С Аверинцевым, который больше любил Вергилия, мне довелось говорить на радио.
– В чем смысл империи? – спросил я его в год, памятный для Беловежской пущи.
– В том, – ответил он мне 25-минутной лекцией, – что каждая считает себя единственной. Империю убивают не варвары, а утрата веры в исключительность своей правоты.
Мне, похоже, выпало жить сразу в двух империях, развивающих этот тезис. Если Москва – третий Рим, а Петербург – четвертый, то Вашингтон – пятый. «Здесь, – сказал Менделеев, посетив Америку, – повторяют на новый манер старую римскую историю». Убедив себя в этом сходстве еще на заре своей истории, Америка до сих пор за него держится. В Капитолии заседают сенаторы, в Вест-Пойнте преподают Полибия, в Белом доме портят весталок, и каждый доллар говорит на латыни: «Novus ordo seclorum».

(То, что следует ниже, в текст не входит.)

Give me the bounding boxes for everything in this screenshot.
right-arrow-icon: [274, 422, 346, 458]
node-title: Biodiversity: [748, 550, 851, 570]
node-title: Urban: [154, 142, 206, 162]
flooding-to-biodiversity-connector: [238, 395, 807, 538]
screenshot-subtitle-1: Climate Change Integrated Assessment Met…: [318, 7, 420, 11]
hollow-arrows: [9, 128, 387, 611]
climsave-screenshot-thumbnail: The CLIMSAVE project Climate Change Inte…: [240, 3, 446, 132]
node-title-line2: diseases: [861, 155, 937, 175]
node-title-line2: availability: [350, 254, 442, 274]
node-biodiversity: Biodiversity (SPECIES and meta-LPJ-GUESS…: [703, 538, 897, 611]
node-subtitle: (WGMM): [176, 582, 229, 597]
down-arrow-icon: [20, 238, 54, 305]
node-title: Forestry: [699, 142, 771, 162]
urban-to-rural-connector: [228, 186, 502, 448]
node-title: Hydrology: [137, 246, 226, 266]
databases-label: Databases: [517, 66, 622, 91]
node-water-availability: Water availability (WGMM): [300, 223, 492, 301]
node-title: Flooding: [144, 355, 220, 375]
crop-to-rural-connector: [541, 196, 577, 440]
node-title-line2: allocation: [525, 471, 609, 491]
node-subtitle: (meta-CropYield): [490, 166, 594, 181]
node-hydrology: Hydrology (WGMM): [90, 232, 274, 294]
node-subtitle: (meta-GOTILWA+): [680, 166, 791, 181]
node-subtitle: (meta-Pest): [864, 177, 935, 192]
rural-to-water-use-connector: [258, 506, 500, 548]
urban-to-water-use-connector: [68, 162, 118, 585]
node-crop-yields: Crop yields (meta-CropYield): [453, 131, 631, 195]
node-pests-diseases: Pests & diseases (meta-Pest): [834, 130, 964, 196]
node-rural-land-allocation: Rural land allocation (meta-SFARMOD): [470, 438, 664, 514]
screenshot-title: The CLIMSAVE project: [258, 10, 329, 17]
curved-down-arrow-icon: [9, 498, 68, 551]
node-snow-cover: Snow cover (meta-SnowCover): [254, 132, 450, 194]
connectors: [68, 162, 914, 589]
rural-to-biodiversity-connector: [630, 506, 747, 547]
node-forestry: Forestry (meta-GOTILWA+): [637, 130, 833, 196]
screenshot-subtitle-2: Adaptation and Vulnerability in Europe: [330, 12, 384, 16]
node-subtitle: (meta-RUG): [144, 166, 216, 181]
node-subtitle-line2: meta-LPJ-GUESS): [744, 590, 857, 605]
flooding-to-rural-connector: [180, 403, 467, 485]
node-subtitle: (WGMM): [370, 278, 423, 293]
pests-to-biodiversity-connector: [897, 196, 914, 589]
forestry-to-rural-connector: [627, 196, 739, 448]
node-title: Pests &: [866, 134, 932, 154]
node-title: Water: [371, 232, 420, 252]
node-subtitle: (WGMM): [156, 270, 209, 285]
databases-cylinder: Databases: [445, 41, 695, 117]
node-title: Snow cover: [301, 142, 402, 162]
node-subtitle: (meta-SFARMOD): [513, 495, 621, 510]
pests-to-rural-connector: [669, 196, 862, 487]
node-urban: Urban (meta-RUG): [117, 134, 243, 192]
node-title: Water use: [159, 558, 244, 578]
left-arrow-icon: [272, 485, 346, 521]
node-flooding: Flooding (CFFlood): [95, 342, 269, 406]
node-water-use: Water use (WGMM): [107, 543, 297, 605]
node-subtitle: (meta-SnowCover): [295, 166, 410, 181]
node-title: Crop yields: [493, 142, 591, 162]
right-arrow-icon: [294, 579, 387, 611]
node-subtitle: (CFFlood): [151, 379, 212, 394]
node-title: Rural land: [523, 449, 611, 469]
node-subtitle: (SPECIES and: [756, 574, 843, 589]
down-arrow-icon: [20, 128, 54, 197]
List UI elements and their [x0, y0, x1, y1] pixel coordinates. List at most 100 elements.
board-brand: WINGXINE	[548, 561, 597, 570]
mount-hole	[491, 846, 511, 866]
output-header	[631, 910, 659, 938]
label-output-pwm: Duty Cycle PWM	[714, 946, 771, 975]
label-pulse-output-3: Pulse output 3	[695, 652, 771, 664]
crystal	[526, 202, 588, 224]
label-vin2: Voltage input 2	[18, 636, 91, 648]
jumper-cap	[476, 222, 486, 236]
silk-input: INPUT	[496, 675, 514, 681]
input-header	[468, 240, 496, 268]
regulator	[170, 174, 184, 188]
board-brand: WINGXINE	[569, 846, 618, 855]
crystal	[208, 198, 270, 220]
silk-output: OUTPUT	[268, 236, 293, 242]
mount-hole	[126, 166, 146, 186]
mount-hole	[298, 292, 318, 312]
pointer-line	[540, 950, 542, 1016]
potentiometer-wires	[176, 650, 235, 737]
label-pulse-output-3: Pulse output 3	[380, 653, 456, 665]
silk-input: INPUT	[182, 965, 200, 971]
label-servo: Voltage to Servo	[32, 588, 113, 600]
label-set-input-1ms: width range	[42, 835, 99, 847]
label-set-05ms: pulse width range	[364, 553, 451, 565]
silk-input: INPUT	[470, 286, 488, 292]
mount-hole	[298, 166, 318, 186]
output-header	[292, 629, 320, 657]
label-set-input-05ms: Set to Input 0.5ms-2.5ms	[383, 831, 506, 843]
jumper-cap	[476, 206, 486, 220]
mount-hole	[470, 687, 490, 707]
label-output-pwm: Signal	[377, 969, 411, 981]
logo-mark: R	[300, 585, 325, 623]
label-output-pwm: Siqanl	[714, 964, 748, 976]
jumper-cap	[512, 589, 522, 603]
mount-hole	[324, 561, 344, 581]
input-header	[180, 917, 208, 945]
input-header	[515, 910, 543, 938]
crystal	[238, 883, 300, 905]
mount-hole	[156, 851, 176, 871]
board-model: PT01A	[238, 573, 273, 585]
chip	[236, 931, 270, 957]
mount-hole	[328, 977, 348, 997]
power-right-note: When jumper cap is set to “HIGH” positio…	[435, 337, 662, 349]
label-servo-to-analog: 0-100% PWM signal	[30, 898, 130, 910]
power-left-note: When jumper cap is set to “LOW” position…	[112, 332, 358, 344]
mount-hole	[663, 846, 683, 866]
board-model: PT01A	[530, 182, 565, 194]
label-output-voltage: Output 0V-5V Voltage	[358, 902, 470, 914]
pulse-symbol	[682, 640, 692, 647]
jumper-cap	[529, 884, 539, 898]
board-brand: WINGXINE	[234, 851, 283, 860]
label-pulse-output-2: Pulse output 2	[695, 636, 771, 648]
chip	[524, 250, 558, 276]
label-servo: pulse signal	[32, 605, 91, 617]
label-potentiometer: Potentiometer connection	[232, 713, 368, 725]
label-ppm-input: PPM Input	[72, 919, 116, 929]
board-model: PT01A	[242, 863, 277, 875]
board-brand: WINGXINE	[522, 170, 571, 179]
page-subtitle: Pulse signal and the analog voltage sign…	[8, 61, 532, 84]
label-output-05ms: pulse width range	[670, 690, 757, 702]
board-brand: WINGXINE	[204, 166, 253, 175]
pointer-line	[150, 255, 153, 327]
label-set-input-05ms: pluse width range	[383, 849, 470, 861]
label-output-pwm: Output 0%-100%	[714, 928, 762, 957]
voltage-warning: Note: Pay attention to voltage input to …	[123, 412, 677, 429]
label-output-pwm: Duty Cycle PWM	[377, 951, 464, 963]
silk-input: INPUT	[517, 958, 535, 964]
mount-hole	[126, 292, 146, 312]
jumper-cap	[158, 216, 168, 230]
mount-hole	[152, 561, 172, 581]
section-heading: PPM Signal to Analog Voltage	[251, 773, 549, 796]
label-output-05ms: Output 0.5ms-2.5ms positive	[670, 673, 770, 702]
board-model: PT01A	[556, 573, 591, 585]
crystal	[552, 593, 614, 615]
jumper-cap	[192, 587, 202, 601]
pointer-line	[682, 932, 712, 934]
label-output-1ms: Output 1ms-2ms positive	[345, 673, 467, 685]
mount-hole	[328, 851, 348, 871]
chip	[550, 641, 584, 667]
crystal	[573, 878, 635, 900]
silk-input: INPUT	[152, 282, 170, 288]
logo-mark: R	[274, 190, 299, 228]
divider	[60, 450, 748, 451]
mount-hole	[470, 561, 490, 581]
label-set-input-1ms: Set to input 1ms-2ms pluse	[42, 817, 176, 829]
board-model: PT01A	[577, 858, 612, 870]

«Новый порядок» вещей оказался пугающе старым, когда из декоративной параллели Рим стал историческим прототипом. Слишком хорошо зная прошлое своей предшественницы, Америка решает жгучий вопрос: в каком веке Римской империи она живет – серебряном втором или железном третьем?
При этом в глубине души Америка, что бы ни думали ее враги, друзья и соперники, никогда не хотела ни римской судьбы, ни ее славы. То-то подсознание страны – Голливуд – постоянно отпихивает роль Рима, которую Америке навязывают обстоятельства. Если политический ритуал Америки настоян на классических добродетелях, то ее искусство выросло из романтических соблазнов. Поэтому Голливуд опровергает то, что исповедует Вашингтон. В не выходящих из моды фильмах «сандалий и тоги» добро приходит с окраин римской ойкумены. Отождествляя себя на экране с неиспорченным дикарем, Америка играет роль новичка, не испорченного роскошью уже тогда старого света. Обычно это – гладиатор-христианин на раскаленной арене.